Sous la direction de Étienne Hirsch.

Soutenue en 2008

à Paris 7 .


  • Résumé

    La maladie de Parkinson est caractérisée par la mort lente et progressive des neurones dopaminergiques (DA) de la substance noire (SN). Cette perte est associée à une réaction gliale et neuroinflammatoire potentiellement délétère. Notre hypothèse est qu'une infiltration lymphocytaire dans les zones lésées du cerveau jouerait un rôle essentiel dans la régulation de cette réaction et l'entretien de la dégénérescence des neurones DA. Nous avons pu montrer chez les patients parkinsoniens et dans un modèle expérimental de la maladie de Parkinson (souris intoxiquées par le neurotoxique MPTP), une augmentation du nombre de lymphocytes T CD8+ et CD4+, mais pas des lymphocytes B, dans la SN. Par ailleurs, des souris déficientes en lymphocytes T ou plus spécifiquement en lymphocytes T CD4+ sont partiellement protégées contre la toxicité du MPTP. Enfin, le rôle délétère de ces lymphocytes semble mettre en jeu la voie pro-apoptotique Fas/FasL, mais pas l'IFN-y.
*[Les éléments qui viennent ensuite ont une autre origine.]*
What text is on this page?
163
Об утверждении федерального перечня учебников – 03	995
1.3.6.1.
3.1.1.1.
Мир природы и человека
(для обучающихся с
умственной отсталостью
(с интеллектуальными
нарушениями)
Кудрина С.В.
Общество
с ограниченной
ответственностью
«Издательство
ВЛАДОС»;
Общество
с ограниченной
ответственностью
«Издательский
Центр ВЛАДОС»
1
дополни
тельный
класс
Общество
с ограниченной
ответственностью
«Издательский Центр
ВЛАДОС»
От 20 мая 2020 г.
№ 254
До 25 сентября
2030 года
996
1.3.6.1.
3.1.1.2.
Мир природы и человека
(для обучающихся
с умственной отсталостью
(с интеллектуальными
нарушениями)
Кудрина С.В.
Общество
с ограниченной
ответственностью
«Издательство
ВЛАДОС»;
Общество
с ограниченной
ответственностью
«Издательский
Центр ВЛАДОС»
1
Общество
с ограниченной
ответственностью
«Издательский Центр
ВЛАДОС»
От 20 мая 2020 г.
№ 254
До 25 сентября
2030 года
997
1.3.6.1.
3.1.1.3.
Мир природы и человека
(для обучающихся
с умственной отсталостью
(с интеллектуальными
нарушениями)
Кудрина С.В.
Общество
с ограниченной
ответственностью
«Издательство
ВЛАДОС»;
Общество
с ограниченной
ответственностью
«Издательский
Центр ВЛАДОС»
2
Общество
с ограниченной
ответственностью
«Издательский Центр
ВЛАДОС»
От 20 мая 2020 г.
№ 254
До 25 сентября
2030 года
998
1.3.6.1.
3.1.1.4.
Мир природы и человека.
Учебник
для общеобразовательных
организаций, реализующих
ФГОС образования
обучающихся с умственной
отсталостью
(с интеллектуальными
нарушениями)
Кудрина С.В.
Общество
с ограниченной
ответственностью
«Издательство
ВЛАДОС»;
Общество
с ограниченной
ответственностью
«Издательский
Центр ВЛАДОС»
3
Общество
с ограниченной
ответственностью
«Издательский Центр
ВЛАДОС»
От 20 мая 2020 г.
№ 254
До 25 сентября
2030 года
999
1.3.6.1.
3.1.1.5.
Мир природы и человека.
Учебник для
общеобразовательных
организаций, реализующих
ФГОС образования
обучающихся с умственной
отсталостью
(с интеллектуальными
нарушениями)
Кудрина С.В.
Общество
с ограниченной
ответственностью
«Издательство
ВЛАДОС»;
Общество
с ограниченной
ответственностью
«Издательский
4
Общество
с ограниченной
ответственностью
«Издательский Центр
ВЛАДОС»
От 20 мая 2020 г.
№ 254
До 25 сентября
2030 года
Concernant les modalités d'infiltration de ces cellules à travers la barrière hémato-encéphalique, nos données suggèrent une pénétration selon un mode actif, mettant en jeu diverses molécules d'adhésion telles qu'ICAM-1, et des molécules de chimioattraction telles que CCR1, CCR5, CXCR3 et leurs ligands respectifs. Au total, nos résultats proposent ainsi une réelle utilité à cibler le système immunitaire adaptatif dans une approche de stratégie thérapeutique pour la maladie de Parkinson

  • Titre traduit

    Lymphocyte brain infiltration in parkinsonian syndroms


  • Résumé

    Parkinson's disease (PD) is a neurodegenerative disorder characterized by a slow and progressive loss of dopaminergic neurons in the mesencephalon, associated with potentially deleterious glial reaction and neuroinflammatory processes. We have investigated whether a recruitment of circulating lymphocytes into the lesionned brain area could play a key role in regulating the glial reaction and in the maintenance of neuronal degeneration. We have shown that CD8+ and CD4+ T-cells, but not B-cells, invade the brain in postmortem PD specimens and in the l-methyl-4-phenyl-l,2,3,6-tetrahydropyridine (MPTP) mouse model of PD during the course of neuronal degeneration. We have further demonstrated that removal of mature T lymphocytes or CD4+ T cells markedly attenuates MPTP-induced dopaminergic cell death. Importantly, T-cell-mediated dopaminergic toxicity requires the expression of Pas ligand but not IFN-y. Regarding the mechanism of lymphocyte entry through the blood-brain-barrier (BBB), our data suggest an active process of entrance involving adhesion molecules such as ICAM-1, and chemoattractant factors such as CCR1, CCR5, CXCR3 and their respective ligands. Altogether, our data provide a rationale for targeting the adaptive arm of the immune System as a therapeutic strategy in PD.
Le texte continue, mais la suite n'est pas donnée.